Dt 12, 2-12; Sal 62 (63); Lc 7, 1-10

Mosè disse a tutto Israele: «Distruggerete completamente tutti i luoghi dove le nazioni che state per scacciare servono i loro dèi: sugli alti monti, sui colli e sotto ogni albero verde. Demolirete i loro altari, spezzerete le loro stele, taglierete i loro pali sacri, brucerete nel fuoco le statue dei loro dèi e cancellerete il loro nome da quei luoghi. Non farete così con il Signore, vostro Dio, ma lo cercherete nella sua dimora, nel luogo che il Signore, vostro Dio, avrà scelto fra tutte le vostre tribù, per stabilirvi il suo nome: là andrete». (Dt 12,2-5)

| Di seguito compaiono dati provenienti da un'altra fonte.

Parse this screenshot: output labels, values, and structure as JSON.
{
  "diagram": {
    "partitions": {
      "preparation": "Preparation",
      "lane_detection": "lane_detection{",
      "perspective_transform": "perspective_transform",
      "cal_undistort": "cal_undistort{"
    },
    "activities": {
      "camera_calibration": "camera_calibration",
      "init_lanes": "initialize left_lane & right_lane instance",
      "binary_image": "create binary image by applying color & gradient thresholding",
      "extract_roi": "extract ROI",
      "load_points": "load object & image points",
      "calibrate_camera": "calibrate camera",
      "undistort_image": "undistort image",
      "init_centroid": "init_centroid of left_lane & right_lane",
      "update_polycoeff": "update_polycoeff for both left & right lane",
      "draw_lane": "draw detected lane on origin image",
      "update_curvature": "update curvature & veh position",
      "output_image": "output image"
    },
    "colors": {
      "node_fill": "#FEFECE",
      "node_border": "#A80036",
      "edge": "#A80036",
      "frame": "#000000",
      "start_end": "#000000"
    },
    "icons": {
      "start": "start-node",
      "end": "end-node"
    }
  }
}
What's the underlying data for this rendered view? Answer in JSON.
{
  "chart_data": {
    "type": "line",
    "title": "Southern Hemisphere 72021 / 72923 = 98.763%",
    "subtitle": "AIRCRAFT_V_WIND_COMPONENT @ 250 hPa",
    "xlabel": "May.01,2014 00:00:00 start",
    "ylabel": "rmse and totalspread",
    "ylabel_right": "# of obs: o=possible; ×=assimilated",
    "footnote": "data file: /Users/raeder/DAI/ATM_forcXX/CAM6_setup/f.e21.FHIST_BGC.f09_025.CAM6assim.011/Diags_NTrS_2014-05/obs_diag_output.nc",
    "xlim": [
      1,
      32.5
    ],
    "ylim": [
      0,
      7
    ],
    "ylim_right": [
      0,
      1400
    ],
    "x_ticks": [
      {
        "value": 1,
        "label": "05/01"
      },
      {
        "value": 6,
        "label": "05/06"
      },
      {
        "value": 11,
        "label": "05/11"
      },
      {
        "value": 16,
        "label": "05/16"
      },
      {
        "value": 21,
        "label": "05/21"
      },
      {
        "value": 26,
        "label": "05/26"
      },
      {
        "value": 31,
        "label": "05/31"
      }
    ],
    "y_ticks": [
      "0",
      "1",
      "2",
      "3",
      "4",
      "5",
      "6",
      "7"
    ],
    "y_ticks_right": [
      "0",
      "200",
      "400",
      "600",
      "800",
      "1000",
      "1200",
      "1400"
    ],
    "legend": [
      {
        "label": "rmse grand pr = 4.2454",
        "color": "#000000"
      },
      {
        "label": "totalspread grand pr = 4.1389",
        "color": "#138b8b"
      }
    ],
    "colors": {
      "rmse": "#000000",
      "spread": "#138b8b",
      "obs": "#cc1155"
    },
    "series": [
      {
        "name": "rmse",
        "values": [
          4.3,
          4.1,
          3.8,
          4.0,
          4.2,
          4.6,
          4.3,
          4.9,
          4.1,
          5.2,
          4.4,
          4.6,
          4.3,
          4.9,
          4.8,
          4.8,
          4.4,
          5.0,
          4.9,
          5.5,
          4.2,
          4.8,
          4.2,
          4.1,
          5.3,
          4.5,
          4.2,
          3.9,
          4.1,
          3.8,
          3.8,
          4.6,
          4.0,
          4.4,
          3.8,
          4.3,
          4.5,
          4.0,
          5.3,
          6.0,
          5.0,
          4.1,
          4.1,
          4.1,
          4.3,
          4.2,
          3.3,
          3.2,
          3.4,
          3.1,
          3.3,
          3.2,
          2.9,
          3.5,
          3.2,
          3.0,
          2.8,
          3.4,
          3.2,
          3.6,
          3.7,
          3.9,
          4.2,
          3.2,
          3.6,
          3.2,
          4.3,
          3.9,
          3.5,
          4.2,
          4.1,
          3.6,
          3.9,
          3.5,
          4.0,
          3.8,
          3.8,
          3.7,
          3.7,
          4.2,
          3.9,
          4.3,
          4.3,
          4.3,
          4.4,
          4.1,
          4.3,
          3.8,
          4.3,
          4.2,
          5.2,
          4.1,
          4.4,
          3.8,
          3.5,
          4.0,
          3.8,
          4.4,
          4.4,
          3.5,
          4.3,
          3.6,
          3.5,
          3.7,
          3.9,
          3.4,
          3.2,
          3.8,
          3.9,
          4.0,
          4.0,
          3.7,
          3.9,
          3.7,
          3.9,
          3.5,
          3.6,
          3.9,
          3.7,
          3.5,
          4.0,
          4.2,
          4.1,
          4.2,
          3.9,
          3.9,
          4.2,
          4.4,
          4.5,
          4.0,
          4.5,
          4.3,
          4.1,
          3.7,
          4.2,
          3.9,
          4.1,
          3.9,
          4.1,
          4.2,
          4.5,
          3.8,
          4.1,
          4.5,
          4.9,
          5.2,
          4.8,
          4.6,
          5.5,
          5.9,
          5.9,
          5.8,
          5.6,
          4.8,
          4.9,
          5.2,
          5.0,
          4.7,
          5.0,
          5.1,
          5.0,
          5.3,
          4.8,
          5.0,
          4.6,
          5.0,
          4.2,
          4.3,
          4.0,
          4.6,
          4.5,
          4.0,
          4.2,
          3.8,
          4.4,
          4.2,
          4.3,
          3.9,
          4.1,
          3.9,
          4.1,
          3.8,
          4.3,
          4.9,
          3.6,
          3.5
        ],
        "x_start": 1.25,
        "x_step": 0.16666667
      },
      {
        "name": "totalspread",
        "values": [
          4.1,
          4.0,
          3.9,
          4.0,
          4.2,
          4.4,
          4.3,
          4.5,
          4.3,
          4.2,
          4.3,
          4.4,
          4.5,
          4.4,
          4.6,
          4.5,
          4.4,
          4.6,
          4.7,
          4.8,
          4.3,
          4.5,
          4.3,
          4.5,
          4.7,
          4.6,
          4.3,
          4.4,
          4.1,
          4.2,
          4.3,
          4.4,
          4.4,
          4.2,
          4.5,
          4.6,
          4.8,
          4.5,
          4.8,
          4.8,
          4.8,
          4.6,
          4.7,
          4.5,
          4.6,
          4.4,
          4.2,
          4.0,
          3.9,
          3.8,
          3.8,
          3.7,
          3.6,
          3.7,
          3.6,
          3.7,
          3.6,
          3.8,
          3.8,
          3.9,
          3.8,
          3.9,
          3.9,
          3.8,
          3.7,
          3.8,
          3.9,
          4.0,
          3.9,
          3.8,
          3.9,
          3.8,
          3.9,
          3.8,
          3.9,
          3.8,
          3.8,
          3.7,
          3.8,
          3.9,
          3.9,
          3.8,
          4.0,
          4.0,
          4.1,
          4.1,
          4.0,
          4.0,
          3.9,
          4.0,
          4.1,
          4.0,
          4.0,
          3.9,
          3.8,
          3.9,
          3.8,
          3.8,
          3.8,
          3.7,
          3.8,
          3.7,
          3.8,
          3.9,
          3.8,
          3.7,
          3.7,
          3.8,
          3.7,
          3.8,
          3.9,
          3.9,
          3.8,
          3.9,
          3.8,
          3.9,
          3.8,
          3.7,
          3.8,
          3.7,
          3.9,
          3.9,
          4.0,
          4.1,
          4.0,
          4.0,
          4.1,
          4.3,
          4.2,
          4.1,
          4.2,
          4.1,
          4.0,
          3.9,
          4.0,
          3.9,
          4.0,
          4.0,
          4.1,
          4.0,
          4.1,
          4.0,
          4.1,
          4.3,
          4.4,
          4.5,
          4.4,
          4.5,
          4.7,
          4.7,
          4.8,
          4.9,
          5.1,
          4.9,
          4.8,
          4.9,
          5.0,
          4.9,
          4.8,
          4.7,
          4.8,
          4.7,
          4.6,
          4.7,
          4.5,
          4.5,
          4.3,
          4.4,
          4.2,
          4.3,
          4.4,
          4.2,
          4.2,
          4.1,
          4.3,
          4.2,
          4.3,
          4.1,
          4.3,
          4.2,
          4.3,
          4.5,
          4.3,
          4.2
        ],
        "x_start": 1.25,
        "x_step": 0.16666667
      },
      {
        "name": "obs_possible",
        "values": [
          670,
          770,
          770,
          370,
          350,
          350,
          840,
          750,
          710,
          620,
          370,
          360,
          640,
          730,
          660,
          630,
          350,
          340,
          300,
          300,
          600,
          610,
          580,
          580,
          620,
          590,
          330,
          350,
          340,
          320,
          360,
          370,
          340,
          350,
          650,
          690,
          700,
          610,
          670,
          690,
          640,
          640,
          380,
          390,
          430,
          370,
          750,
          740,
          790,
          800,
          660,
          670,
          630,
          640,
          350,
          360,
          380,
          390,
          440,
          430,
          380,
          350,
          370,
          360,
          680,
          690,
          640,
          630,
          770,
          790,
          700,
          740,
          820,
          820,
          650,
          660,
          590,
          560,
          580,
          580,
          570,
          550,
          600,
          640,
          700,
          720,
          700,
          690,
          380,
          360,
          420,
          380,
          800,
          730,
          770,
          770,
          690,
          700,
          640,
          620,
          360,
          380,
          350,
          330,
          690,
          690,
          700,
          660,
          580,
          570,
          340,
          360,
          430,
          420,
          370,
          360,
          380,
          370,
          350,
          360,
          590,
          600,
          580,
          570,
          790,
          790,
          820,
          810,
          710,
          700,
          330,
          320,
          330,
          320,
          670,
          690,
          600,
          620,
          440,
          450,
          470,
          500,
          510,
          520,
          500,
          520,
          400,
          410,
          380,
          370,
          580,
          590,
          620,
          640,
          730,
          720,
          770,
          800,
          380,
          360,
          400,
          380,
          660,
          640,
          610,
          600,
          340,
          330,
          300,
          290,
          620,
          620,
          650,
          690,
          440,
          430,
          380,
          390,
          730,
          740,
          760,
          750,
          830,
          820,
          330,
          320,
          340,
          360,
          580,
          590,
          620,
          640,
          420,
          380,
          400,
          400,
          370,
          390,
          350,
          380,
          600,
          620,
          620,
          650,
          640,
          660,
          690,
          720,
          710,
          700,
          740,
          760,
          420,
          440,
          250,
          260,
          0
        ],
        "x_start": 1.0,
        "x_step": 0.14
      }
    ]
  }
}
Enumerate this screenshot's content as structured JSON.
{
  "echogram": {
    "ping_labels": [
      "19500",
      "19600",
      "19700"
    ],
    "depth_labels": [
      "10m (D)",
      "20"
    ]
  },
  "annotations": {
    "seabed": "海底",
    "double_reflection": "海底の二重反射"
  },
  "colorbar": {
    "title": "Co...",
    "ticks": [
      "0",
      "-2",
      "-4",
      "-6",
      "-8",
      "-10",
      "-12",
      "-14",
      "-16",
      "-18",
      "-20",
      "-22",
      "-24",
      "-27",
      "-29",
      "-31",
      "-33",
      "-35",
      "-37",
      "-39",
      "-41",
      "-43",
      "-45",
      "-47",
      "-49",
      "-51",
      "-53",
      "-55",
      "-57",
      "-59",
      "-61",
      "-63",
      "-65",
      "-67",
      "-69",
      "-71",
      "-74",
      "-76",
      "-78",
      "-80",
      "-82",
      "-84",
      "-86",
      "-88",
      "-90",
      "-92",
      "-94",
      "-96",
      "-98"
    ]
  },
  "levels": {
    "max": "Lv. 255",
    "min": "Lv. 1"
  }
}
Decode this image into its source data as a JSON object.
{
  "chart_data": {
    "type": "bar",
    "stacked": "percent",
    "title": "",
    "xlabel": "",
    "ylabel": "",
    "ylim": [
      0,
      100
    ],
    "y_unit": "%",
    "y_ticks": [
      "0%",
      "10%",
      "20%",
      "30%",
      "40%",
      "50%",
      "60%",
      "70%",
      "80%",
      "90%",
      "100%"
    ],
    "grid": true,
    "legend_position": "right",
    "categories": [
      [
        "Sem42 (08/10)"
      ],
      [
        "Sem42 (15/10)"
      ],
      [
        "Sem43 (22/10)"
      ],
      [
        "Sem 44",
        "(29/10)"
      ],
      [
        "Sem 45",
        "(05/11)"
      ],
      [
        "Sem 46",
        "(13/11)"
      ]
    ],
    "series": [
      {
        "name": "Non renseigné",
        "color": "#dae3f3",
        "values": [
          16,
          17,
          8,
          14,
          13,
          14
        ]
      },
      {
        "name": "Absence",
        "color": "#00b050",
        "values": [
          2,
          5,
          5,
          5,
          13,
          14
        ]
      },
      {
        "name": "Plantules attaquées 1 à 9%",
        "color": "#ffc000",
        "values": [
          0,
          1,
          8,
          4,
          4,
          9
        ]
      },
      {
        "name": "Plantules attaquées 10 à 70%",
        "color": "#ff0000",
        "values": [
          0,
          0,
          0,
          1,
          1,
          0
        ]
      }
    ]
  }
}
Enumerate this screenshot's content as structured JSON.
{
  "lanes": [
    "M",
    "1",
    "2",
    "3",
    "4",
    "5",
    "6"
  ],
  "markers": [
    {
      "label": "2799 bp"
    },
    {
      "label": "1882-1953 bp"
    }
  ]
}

Chi è in alleanza con il Signore non può indulgere nelle mezze misure, non è possibile per il popolo lasciarsi tentare dall’adesione ad altri dei. Per questo motivo Mosè prescrive una distruzione totale: quell’immagine non è segno di intolleranza nei confronti degli altri popoli, bensì motivo di educazione per Israele.
Non solo non si renderà culto ad altri dei, ma il Signore potrà essere trovato per un incontro duraturo, dal momento che è stato lui per primo a scegliere di entrare in alleanza.
Quanto vissuto da Israele è ora possibile all’intera umanità: in quale misura si è capaci di cercare il Signore prendendo le distanze rispetto a tutte le idolatrie a buon mercato?

Preghiamo

O Dio, tu sei il mio Dio,
dall’aurora io ti cerco,
ha sete di te l’anima mia,
desidera te la mia carne
in terra arida, assetata, senz’acqua.